Kosinsky stood on his tiptoes and glanced around at the empty cubicles and offices. “They need a few brave souls to hold down the fort. POTUS’s speech is much more important that finding out whether a bunch of towel heads have a nuke.”
“That’s politically correct.”
“I care.”
“Are you going back to the docks?” she asked.
“Nope.” Kosinsky scowled. “Everybody in my unit’s out checking parked cars and trash bins today, so it’s my turn to man the phones while we let commerce grind to a halt.”
“Have you seen Jenkins?” Maggie asked.
Kosinsky shook his head. “Somebody said she was here most of the night. She’s probably gone home to catch some sleep.”
Maggie narrowed her eyes and studied him, wrestling with the beginnings of a desperate idea. With nothing left to lose, she plunged. “Do you have time to help me with something? I have a wild hunch I’m trying to check out.”
Kosinsky shrugged. “Yeah,” he said. “What is it?”

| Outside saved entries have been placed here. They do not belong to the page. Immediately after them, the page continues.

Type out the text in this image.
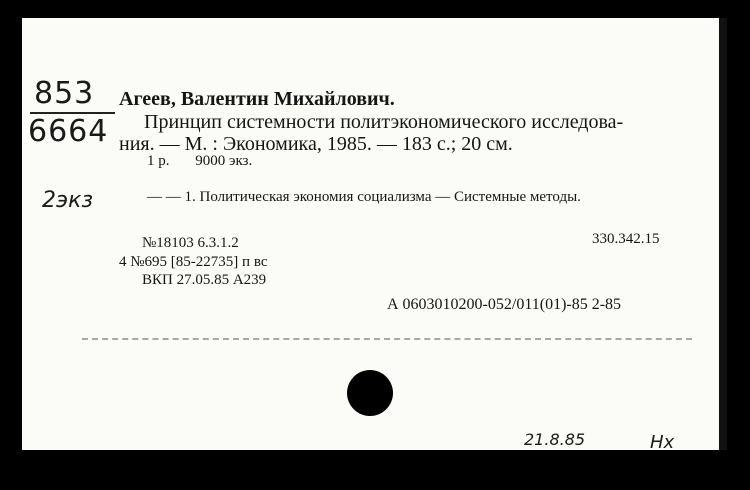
853
6664
2экз
Агеев, Валентин Михайлович.
Принцип системности политэкономического исследова-
ния. — М. : Экономика, 1985. — 183 с.; 20 см.
1 р. 9000 экз.
— — 1. Политическая экономия социализма — Системные методы.
330.342.15
№18103 6.3.1.2
4 №695 [85-22735] п вс
ВКП 27.05.85 А239
А 0603010200-052/011(01)-85 2-85
21.8.85	Нх
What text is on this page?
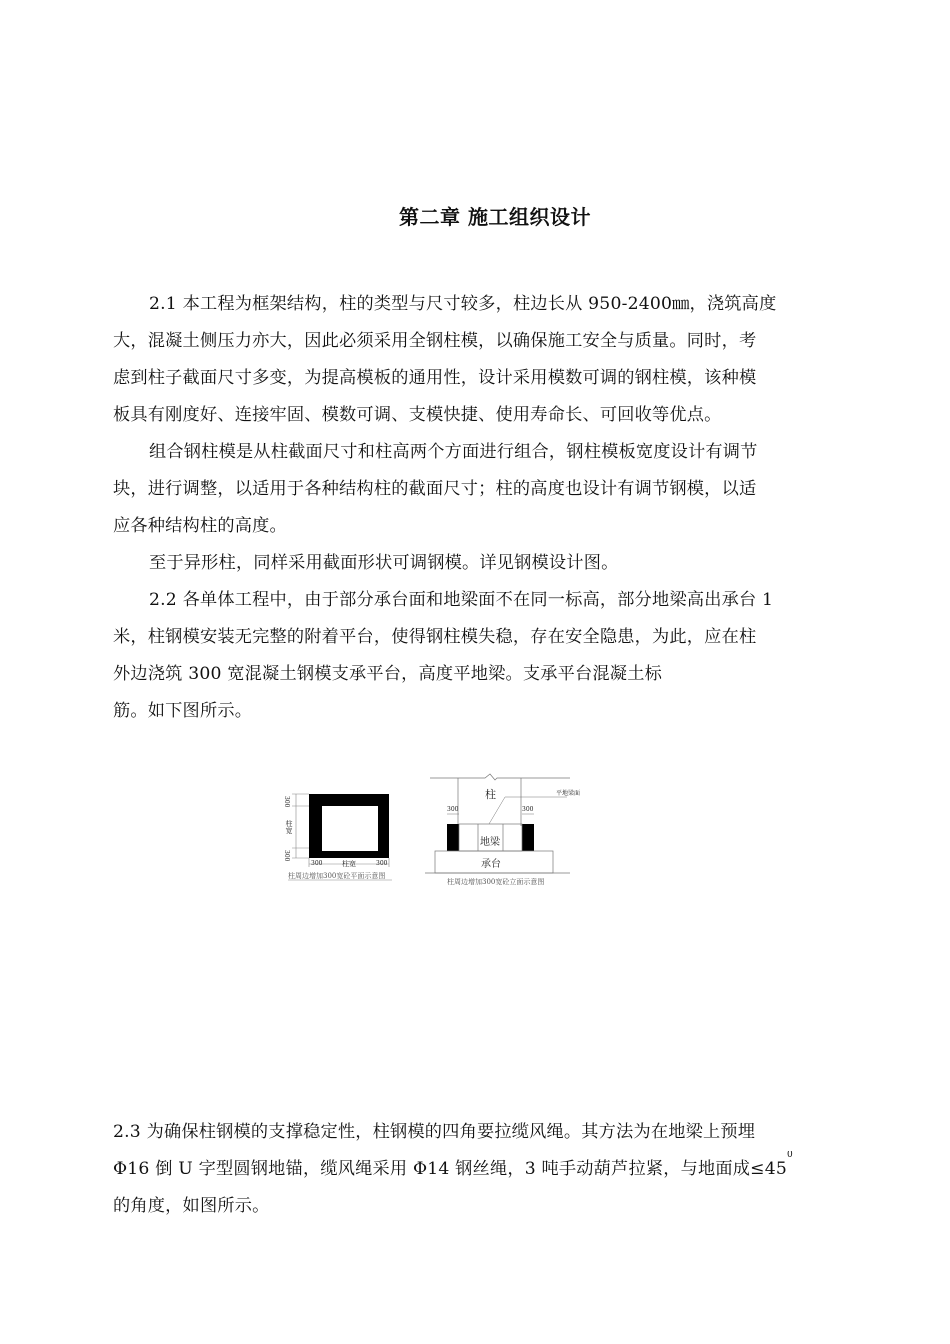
第二章 施工组织设计
2.1 本工程为框架结构，柱的类型与尺寸较多，柱边长从 950-2400㎜，浇筑高度
大，混凝土侧压力亦大，因此必须采用全钢柱模，以确保施工安全与质量。同时，考
虑到柱子截面尺寸多变，为提高模板的通用性，设计采用模数可调的钢柱模，该种模
板具有刚度好、连接牢固、模数可调、支模快捷、使用寿命长、可回收等优点。
组合钢柱模是从柱截面尺寸和柱高两个方面进行组合，钢柱模板宽度设计有调节
块，进行调整，以适用于各种结构柱的截面尺寸；柱的高度也设计有调节钢模，以适
应各种结构柱的高度。
至于异形柱，同样采用截面形状可调钢模。详见钢模设计图。
2.2 各单体工程中，由于部分承台面和地梁面不在同一标高，部分地梁高出承台 1
米，柱钢模安装无完整的附着平台，使得钢柱模失稳，存在安全隐患，为此，应在柱
外边浇筑 300 宽混凝土钢模支承平台，高度平地梁。支承平台混凝土标
筋。如下图所示。
300
300
柱宽
300	柱宽	300
柱周边增加300宽砼平面示意图
柱	平地梁面
300	300
地梁
承台
柱周边增加300宽砼立面示意图
2.3 为确保柱钢模的支撑稳定性，柱钢模的四角要拉缆风绳。其方法为在地梁上预埋
Φ16 倒 U 字型圆钢地锚，缆风绳采用 Φ14 钢丝绳，3 吨手动葫芦拉紧，与地面成$\le 45^0$
的角度，如图所示。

“You’ve got to keep it to yourself.”
He hesitated for a beat. “Why?”
“Because it’s pretty far-fetched. I sent Jenkins a memo on it, but she hasn’t said anything, so . . .”

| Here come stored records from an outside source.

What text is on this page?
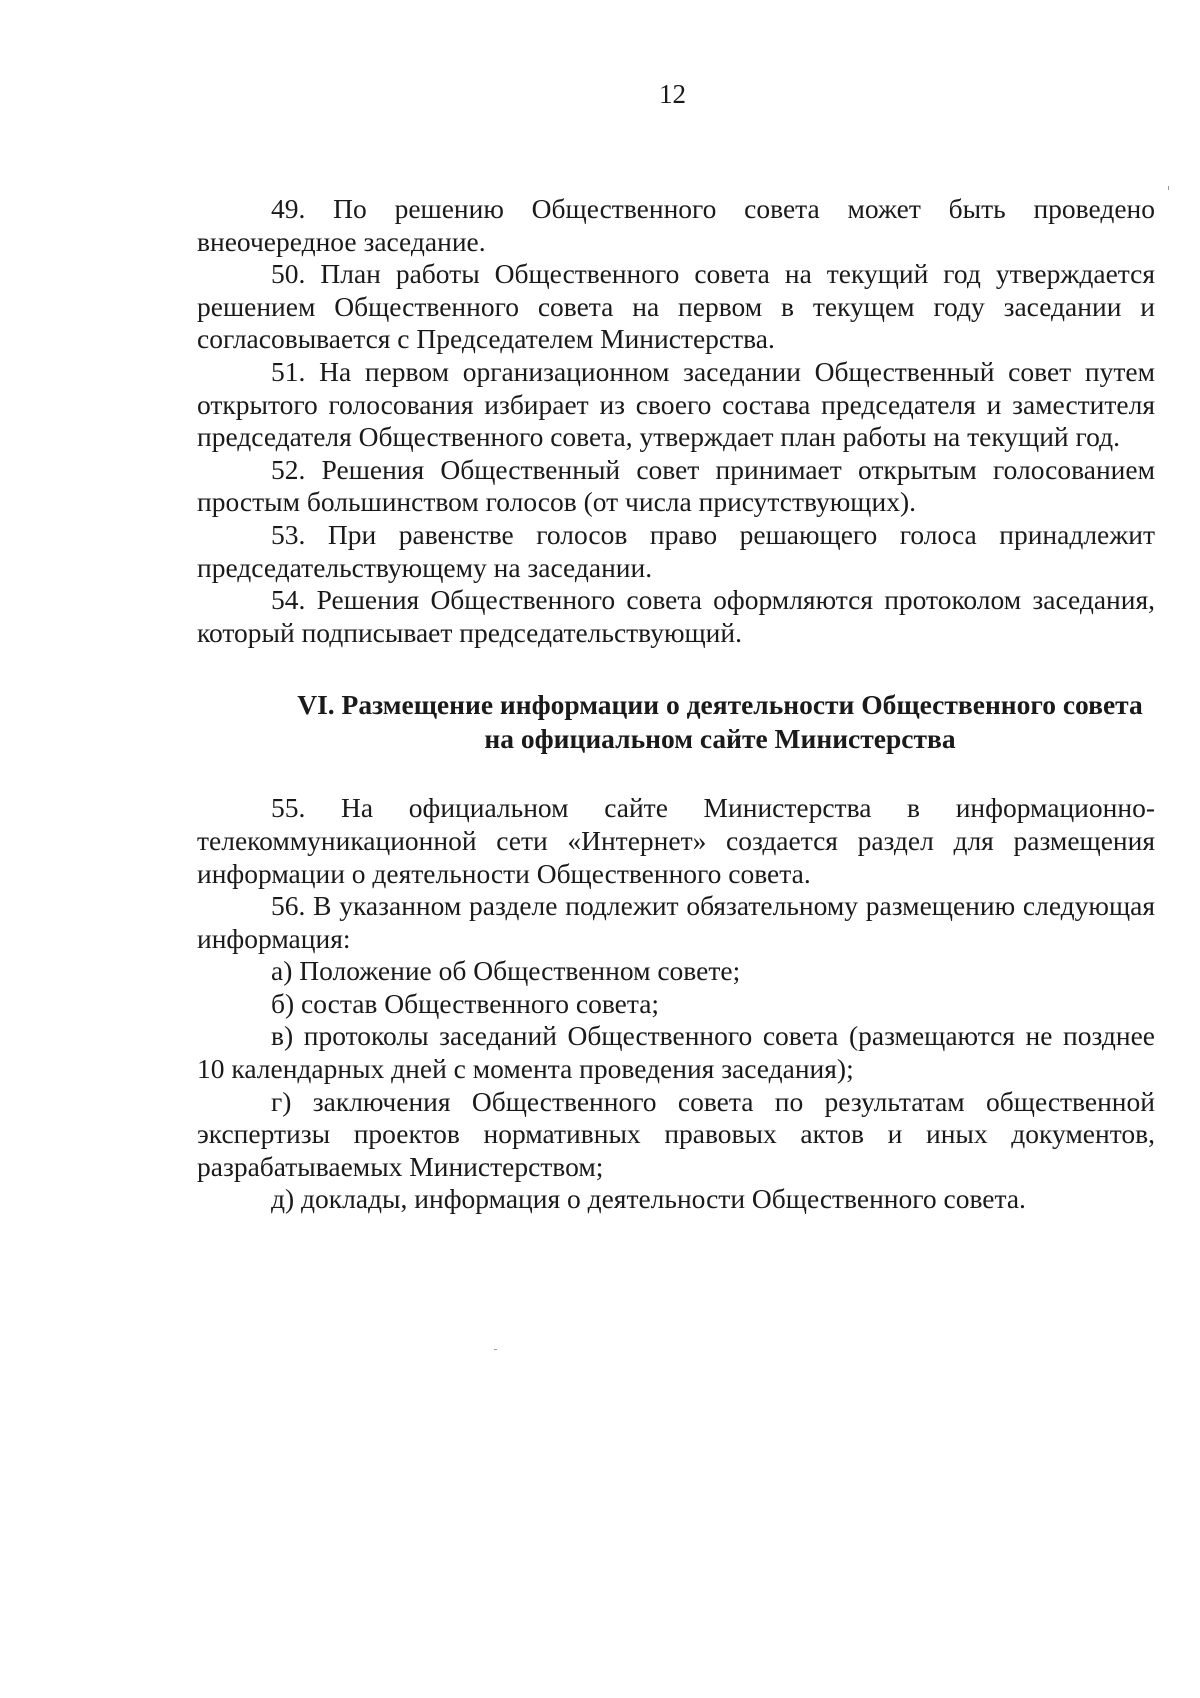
12

49. По решению Общественного совета может быть проведено внеочередное заседание.

50. План работы Общественного совета на текущий год утверждается решением Общественного совета на первом в текущем году заседании и согласовывается с Председателем Министерства.

51. На первом организационном заседании Общественный совет путем открытого голосования избирает из своего состава председателя и заместителя председателя Общественного совета, утверждает план работы на текущий год.

52. Решения Общественный совет принимает открытым голосованием простым большинством голосов (от числа присутствующих).

53. При равенстве голосов право решающего голоса принадлежит председательствующему на заседании.

54. Решения Общественного совета оформляются протоколом заседания, который подписывает председательствующий.

VI. Размещение информации о деятельности Общественного совета
на официальном сайте Министерства

55. На официальном сайте Министерства в информационно-телекоммуникационной сети «Интернет» создается раздел для размещения информации о деятельности Общественного совета.

56. В указанном разделе подлежит обязательному размещению следующая информация:

а) Положение об Общественном совете;

б) состав Общественного совета;

в) протоколы заседаний Общественного совета (размещаются не позднее 10 календарных дней с момента проведения заседания);

г) заключения Общественного совета по результатам общественной экспертизы проектов нормативных правовых актов и иных документов, разрабатываемых Министерством;

д) доклады, информация о деятельности Общественного совета.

“You don’t want to embarrass yourself?” He smiled. “Not a word will escape my lips.”
“Thanks,” Maggie said. “If you co
uld run some background checks, arrest reports, give me everything we’ve got on a few people.” She wrote the names on a yellow pad: Prescott Biddle, Fred Wofford, Reverend Howard Turner, Owen Smythe, and Betty Dowager. She briefly considered adding the two deputies, but held off.
Kosinsky picked up the paper and read the names. “You’re too busy?” he asked.
“Yes,” she lied. She felt bad about bringing him into this, but she couldn’t afford to bring suspicion on herself, not right now.
He read the names and smiled. “If I get you the stuff on these people, will you have dinner with me?”
Maggie slapped her hand on her desktop. “Do you ever quit?”
Kosinsky gave her an innocent look. “Moi?”
• • •
Two hours later, she was on the phone trying to explain to an irate police chief in Port Chester, New York why nobody at Project Seahawk had followed up on a report of suspicious boating activity he had made several days earlier.
“You’re telling me it’s this POTUS visit?” the chief demanded.
“Yessir.”
“Tell the sonofabitch to stay in Washington and let people do their jobs.”
“I’ll pass that on, sir,” Maggie said. She hung up as Steve Kosinsky stepped into her cubicle waving a sheaf of papers.
“Yes?”
“Here’s what you asked for.”
He looked over his shoulder then sat in the chair beside her desk. “Want to tell me what’s going on?” he said in a low voice.
Maggie held out her hand. “May I see what you got?”
Kosinsky handed her the papers. Prescott Biddle’s report was on top. She skimmed it, seeing that he’d spent two years at a Tennessee bible college before transferring to Harvard. From there he’d done two years of divinity study at an evangelical seminary and then attended M.I.T.’s Sloan School. Afterward, he’d worked at several different money management firms until starting Genesis Advisors. He made large donations to ultra-conservative causes and served on several corporate boards and on the national board of a church called the New Jerusalem Fellowship.